Since a lot of the inspiration for my writing comes from horror fiction, I decided to try and find a way to combine the genre with the confessional style popularized by Plath. After musing on the idea for a while, I thought of centering the poem around a creature similar to the werewolf as its shape-shifting nature best fit one of the emotions I wanted to explore (internalized hatred/disgust). I also went back to the classic fairy tales that featured interpretations of the “Big Bad Wolf ” to help the development of some of my ideas, partly because I had been inspired by Emily Carrol’s Through The Woods which utilizes a structure reminiscent of those old stories. I later added the notes from this process into my sketchbook, in a way I found to be most fitting for themes included in my poem: 

When it comes to the actual structure of my poem, I broke it up into four sections: the ‘skin’ (a metphor for the mask people struggling emotionally tend to wear), cowardice and self-loathing (the emotions I wanted to exlpore) and finally the ‘confession.’ The intended effect of this structure was to show the journey from dissociation to acceptance, neither of which are supposed to better emotional states than the other.
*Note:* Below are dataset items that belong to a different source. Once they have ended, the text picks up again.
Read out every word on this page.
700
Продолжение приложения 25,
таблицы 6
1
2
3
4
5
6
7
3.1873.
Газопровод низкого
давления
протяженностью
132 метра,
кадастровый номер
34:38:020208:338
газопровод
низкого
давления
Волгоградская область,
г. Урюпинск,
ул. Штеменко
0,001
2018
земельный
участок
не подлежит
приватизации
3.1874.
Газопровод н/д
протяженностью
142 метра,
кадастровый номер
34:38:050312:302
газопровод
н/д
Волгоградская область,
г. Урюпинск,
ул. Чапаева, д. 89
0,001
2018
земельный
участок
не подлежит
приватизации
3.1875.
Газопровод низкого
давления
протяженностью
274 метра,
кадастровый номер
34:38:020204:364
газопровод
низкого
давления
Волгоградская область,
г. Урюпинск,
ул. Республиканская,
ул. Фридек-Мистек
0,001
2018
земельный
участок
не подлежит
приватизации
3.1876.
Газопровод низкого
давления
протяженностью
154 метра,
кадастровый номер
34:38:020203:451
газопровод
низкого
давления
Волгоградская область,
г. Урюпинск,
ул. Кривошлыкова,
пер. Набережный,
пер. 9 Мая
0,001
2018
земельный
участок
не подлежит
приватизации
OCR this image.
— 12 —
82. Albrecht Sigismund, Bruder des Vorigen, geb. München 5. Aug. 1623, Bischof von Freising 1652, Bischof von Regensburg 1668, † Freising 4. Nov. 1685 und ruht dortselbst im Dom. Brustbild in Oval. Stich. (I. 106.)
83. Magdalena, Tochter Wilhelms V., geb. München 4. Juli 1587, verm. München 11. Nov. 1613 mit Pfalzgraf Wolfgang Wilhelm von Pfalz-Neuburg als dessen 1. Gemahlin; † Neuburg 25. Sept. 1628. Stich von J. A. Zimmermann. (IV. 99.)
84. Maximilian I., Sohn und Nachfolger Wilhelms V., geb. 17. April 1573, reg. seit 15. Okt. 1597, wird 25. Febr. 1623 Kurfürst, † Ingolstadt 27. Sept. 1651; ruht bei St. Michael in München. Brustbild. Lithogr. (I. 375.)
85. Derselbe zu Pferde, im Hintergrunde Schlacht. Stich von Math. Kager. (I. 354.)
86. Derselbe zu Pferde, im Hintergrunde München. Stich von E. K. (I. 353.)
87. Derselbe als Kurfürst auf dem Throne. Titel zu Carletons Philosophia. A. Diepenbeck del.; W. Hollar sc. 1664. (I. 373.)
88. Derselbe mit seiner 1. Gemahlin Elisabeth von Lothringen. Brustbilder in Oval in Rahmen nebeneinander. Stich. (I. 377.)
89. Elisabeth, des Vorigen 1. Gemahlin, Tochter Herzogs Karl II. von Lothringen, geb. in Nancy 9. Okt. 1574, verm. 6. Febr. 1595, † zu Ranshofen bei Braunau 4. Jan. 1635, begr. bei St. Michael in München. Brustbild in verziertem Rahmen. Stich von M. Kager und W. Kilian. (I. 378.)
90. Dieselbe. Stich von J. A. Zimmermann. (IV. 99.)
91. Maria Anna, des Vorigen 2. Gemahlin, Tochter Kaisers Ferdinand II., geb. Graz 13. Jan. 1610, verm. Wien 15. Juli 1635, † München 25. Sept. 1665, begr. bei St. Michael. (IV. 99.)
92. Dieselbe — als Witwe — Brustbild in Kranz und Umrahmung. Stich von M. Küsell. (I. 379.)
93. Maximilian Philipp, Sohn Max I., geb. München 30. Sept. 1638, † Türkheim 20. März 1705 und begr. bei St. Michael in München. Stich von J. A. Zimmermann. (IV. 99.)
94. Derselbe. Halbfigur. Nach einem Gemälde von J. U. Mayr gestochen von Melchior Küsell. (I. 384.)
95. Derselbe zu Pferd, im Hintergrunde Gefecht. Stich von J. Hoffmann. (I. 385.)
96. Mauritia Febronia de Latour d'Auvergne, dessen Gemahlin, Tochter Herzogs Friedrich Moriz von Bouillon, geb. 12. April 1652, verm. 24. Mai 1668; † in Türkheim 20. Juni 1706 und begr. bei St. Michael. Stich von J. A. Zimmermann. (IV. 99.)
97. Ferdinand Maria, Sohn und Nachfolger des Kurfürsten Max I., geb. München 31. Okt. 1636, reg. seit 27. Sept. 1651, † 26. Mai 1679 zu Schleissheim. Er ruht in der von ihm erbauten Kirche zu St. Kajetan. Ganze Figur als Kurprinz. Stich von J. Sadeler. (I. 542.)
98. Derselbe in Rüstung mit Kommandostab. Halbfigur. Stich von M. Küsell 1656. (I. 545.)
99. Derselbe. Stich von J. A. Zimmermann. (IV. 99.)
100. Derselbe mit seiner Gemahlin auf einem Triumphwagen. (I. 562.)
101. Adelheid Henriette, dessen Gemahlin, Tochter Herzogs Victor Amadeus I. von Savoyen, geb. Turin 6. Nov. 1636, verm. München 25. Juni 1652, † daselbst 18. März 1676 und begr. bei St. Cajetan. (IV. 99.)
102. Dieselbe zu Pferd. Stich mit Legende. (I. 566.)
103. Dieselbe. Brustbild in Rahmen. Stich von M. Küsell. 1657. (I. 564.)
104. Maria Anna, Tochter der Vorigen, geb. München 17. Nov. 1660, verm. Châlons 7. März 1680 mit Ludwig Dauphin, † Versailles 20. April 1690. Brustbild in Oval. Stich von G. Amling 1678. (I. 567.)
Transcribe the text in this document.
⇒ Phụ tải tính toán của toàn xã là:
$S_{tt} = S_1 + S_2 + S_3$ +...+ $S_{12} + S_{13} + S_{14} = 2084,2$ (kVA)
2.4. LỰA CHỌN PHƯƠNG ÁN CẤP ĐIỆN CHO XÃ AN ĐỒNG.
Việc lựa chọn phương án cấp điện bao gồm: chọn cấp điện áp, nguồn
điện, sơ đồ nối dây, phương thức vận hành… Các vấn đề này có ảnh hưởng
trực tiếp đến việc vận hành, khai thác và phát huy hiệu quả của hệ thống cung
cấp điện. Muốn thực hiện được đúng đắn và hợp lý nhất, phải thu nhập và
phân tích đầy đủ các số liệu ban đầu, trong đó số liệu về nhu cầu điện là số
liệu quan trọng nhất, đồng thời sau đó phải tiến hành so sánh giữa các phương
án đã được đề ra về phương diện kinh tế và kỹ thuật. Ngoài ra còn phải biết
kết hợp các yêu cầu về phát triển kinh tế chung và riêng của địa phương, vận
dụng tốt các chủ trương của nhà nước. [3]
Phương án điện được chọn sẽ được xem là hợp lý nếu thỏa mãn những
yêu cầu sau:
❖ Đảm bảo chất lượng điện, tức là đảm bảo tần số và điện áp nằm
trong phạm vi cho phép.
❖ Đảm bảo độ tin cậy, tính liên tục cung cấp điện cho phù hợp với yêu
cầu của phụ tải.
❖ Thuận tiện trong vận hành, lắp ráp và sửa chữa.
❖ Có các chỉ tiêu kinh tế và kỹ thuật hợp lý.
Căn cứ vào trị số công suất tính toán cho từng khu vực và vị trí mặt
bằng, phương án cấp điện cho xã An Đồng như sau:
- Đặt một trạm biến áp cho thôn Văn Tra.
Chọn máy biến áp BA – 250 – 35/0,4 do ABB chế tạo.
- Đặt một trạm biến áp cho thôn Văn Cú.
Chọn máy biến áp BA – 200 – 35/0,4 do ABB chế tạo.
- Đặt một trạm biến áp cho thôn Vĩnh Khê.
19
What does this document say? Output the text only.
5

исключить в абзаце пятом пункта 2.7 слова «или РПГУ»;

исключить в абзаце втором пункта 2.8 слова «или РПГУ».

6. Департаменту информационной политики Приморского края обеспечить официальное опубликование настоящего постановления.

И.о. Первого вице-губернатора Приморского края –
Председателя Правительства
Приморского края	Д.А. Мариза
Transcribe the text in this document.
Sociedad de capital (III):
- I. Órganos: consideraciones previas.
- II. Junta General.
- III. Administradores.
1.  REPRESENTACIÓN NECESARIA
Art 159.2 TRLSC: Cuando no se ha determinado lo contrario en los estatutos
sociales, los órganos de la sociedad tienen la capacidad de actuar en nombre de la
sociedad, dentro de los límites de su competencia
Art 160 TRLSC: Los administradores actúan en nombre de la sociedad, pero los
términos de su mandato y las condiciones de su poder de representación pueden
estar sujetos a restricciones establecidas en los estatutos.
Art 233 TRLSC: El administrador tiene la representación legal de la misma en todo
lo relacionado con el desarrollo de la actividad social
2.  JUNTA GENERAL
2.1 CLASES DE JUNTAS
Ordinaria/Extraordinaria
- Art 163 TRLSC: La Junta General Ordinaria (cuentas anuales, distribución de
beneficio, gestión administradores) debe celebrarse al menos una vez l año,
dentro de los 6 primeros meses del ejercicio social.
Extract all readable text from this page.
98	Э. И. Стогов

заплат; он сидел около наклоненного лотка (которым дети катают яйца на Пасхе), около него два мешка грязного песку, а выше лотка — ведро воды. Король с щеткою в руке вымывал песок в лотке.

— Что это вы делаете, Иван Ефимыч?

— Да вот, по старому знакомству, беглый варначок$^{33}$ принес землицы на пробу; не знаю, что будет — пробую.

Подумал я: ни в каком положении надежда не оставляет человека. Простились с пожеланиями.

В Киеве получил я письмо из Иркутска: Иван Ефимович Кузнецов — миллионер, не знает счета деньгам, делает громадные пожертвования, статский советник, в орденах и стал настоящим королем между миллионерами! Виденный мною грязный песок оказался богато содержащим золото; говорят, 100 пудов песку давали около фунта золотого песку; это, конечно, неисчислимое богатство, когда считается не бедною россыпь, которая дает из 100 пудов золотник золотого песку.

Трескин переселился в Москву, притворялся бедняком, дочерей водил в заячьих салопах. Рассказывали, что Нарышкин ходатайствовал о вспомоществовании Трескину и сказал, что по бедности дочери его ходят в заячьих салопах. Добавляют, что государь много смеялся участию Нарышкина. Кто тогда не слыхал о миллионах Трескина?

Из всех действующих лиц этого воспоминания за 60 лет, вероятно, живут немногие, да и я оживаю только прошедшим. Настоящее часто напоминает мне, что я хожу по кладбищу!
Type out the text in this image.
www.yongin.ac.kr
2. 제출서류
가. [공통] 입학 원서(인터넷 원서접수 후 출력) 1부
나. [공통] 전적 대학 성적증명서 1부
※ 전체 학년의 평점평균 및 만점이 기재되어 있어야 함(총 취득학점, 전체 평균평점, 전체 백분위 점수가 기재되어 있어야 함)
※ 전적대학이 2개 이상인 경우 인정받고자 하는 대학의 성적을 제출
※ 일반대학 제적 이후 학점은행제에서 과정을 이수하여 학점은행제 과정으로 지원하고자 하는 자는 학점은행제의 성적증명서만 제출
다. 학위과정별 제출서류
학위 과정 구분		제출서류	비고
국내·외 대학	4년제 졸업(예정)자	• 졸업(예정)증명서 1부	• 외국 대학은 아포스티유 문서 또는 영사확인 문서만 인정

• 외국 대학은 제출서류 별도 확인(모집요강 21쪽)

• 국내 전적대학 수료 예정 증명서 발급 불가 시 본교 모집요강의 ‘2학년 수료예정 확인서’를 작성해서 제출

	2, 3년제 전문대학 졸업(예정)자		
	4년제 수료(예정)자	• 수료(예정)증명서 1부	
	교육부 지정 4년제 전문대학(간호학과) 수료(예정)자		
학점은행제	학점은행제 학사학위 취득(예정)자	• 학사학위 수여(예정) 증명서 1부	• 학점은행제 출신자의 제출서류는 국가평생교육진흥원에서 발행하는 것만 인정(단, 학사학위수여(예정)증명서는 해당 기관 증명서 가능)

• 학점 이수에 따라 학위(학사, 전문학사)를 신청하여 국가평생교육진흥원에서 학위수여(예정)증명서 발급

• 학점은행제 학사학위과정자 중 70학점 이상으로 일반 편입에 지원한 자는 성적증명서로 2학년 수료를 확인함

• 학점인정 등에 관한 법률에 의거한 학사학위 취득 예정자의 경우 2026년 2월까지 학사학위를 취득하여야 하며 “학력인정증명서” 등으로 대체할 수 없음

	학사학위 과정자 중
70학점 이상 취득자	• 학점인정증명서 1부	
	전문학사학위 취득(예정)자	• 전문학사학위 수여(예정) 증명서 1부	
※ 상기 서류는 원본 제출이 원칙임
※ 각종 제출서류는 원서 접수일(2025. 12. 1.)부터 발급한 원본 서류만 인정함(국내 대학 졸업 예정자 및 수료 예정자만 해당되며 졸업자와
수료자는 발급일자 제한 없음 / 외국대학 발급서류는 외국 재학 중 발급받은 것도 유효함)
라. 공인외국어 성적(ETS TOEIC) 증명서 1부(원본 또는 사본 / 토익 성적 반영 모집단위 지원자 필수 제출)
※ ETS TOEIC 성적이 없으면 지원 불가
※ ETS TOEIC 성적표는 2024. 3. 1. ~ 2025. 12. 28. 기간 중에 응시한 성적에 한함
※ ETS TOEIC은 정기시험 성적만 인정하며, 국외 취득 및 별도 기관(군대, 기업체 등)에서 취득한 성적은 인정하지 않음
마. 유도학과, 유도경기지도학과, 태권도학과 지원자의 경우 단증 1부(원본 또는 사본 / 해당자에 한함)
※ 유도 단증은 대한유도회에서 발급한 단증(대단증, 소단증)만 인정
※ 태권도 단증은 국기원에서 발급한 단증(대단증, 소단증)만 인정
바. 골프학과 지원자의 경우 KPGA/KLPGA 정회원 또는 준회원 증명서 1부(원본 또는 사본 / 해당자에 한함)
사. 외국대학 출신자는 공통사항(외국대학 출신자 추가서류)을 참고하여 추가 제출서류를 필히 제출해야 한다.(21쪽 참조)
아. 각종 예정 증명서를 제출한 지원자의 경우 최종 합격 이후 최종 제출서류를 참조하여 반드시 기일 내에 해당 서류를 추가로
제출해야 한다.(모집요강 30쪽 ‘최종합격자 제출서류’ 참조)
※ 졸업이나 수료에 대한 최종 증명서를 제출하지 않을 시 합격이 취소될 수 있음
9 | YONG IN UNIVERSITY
I had hoped this would also add a sense of hopelessness to the poem to better suit the dark tone I was aiming for. When it came to expressing my chosen emotions, rather than sepcifically naming them in each stanza I instead used phrases to insinuate them. “With a paunch that hangs and swings, a bulbous globe, garish and yellow,” for example is a reference to the term ‘yellow-bellied’, typically used when describing a coward. I also repeatedly used ‘A’ at the beginning of most lines to lend the poem a feeling of breathlessness to better represent that idea of a sort of panicked confession.

Poem: The Big Bad Wolf

The skin is a fickle thing. 

It is as capricious as the skies above, 
A malleable reflection, 
A fleshy glove, 
A conjured illusion, to mask an ugly thing

With a paunch that hangs and swings, 
A bulbous globe, garish and yellow, 
A weight that robs a spine of its spring, 
A hollow pit, that rages with a fiery thing

Licking the walls of the soul,
A bonfire invisible to the stream of passing eyes, 
A hunter that marks its foal, 
A mimicry of sentience that terrifies, not you, but I. 

I am the thing that lies beneath the skin,
But when I huff and I puff nary a breeze is felt. 

My oh my, look into my sickly orbs,
My oh my, my teeth are fitting for a corpse,
My oh my, how my skin is gnarled and creased, 
My oh my, this mangy fur marks me a beast.